BAGRAM IBATOULLINE illustrates
retells the Fourth Story in a straightforward manner, that can be easily understood by anyone. From what I have read, her beloved as beautiful as this abridged version:
The land belonged to a princess who not long ago had decided to get married.
She had decreed that all the eligible men in the land could come to the castle and woo her. Whoever was most clever would receive the princess's hand in marriage.
The eager men lined up at the palace. There was a boy with blue eyes and brown hair.
This boy was so clever that the princess chose him to be her husband.
The royal garden led to a door at the back of the castle. The door opened into a long, winding staircase. Once upon the stairs, one ornate hallway gave way to the next before arriving at the royal bedchamber.
The prince and princess awoke and lit the lamp between their beds.
They were good people.




My analysis of the illustration
The Princess: hair, attire, overall colour scheme
She appears to be in her twenties. She's wearing a scarlet cloak right upon her back, and a royal blue/aqua mid-sleeve ballgown with a light golden petticoat beneath and a matching corset (also light golden) over it. She wears her long titian hair falling loosely upon her shoulders, above the cloak. Her facial expression is a sincere smile.
The Prince: hair, attire, overall colour scheme
He appears to be in his twenties as well. His long hair is loose and light brown leaning on titian; he is completely clean shaven (as this character is most usually portrayed). His attire consists of a full court dress combining Elizabethan and Baroque/Rococo elements: the cravat, the Prussian blue coat embroidered in gold, the golden brocade waistcoat beneath it, the Prussian blue knee-high breeches to match the coat, the stockings and low buckle-shoes are all distinctly Rococo court dress, along with the loose hair that resembles an allonge wig, but the ruff collar around the cravat and matching cuff ruffs are distinctly Elizabethan. His facial expression is also a sincere smile.

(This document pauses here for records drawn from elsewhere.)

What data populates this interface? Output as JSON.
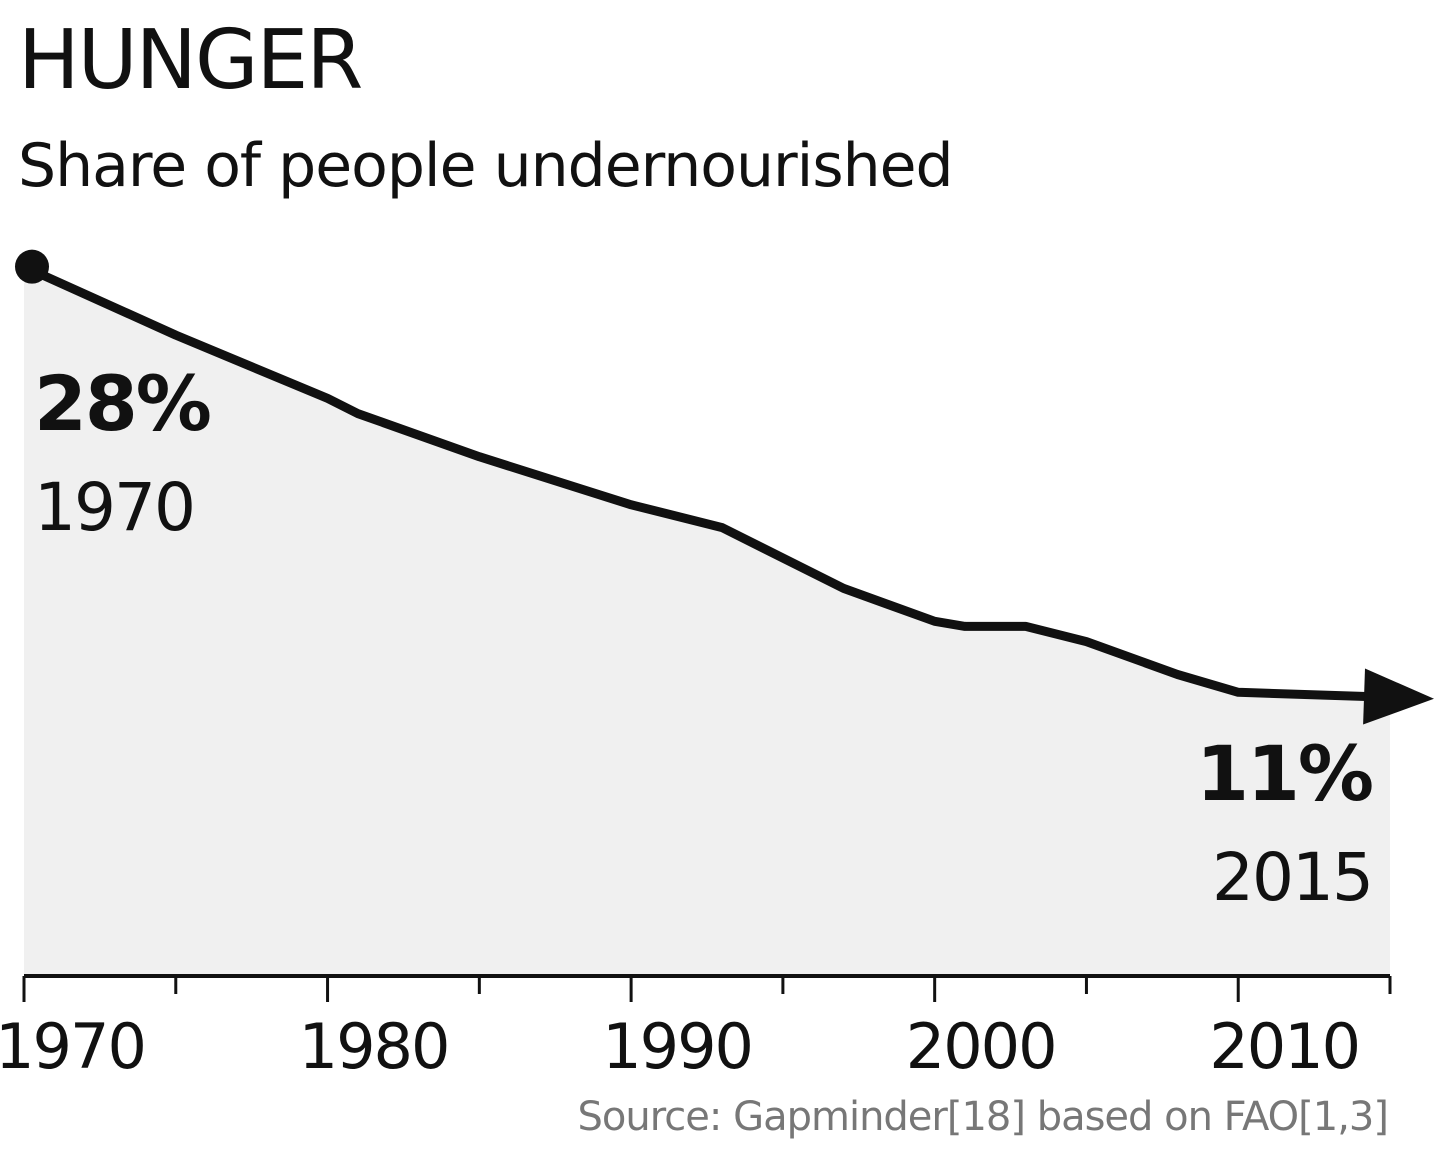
{
  "chart_data": {
    "type": "area",
    "title": "HUNGER",
    "subtitle": "Share of people undernourished",
    "xlabel": "",
    "ylabel": "",
    "xlim": [
      1970,
      2015
    ],
    "ylim": [
      0,
      30
    ],
    "x_ticks": [
      1970,
      1980,
      1990,
      2000,
      2010
    ],
    "grid": false,
    "series": [
      {
        "x": [
          1970,
          1975,
          1980,
          1981,
          1985,
          1990,
          1991,
          1993,
          1997,
          2000,
          2001,
          2003,
          2005,
          2008,
          2010,
          2015
        ],
        "values": [
          28,
          25.3,
          22.8,
          22.2,
          20.5,
          18.6,
          18.3,
          17.7,
          15.3,
          14,
          13.8,
          13.8,
          13.2,
          11.9,
          11.2,
          11
        ]
      }
    ],
    "annotations": {
      "start": {
        "value_label": "28%",
        "year_label": "1970"
      },
      "end": {
        "value_label": "11%",
        "year_label": "2015"
      }
    },
    "source": "Source: Gapminder[18] based on FAO[1,3]",
    "colors": {
      "line": "#111111",
      "area": "#f0f0f0",
      "text": "#111111",
      "source_text": "#777777"
    }
  }
}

The Prince and the Princess, Side by Side: their facial expressions convey that these two are good people who wear their hearts upon their sleeves. Also, their coordinated clothes and hairstyles reinforce the idea that they're one another's equal, two halves of a whole. Sickeningly Sweethearts like to choose matching outfits for fancy occasions or costume parties to make it clear that they are together. Here, not only their attire, but also the hairstyles and the smiles are matching, as they willingly wear the same look to show that they belong together.
The Castle: architecture style, landscaping
Here, the Slot appears to be a fortelesque early Renaissance/Gothic château (just look at the windows and towers), made of some cream-coloured stone. I have not seen the garden proper, but there are some bushes and climbing plants, all of them evergreen, lining the walls. From the outside, the castle is white and neo-Gothic, with lots of turrets, and the surrounding kingdom is a wild landscape of woodlands and marshy lakes, recalling Bavaria and Schloss Neuschwanstein.
The Ambiance (light, colour): This scene is very light and cheerful and effectively conveys the idea of good people who live in a safe and sound place, what with the first winter snow, the royal couple's coordinated outfits in the colours of Sweden, their earnest smiles, the crisp air, the evergreen plants along the walls...


Until today, I had only found this picture of the ambush/attack in the dark woods. The coachman is dressed Elizabethan style, while the carriage is baroque. I will post pictures of the "pleased with" or "bedchamber" scenes, or both, if I ever come across them.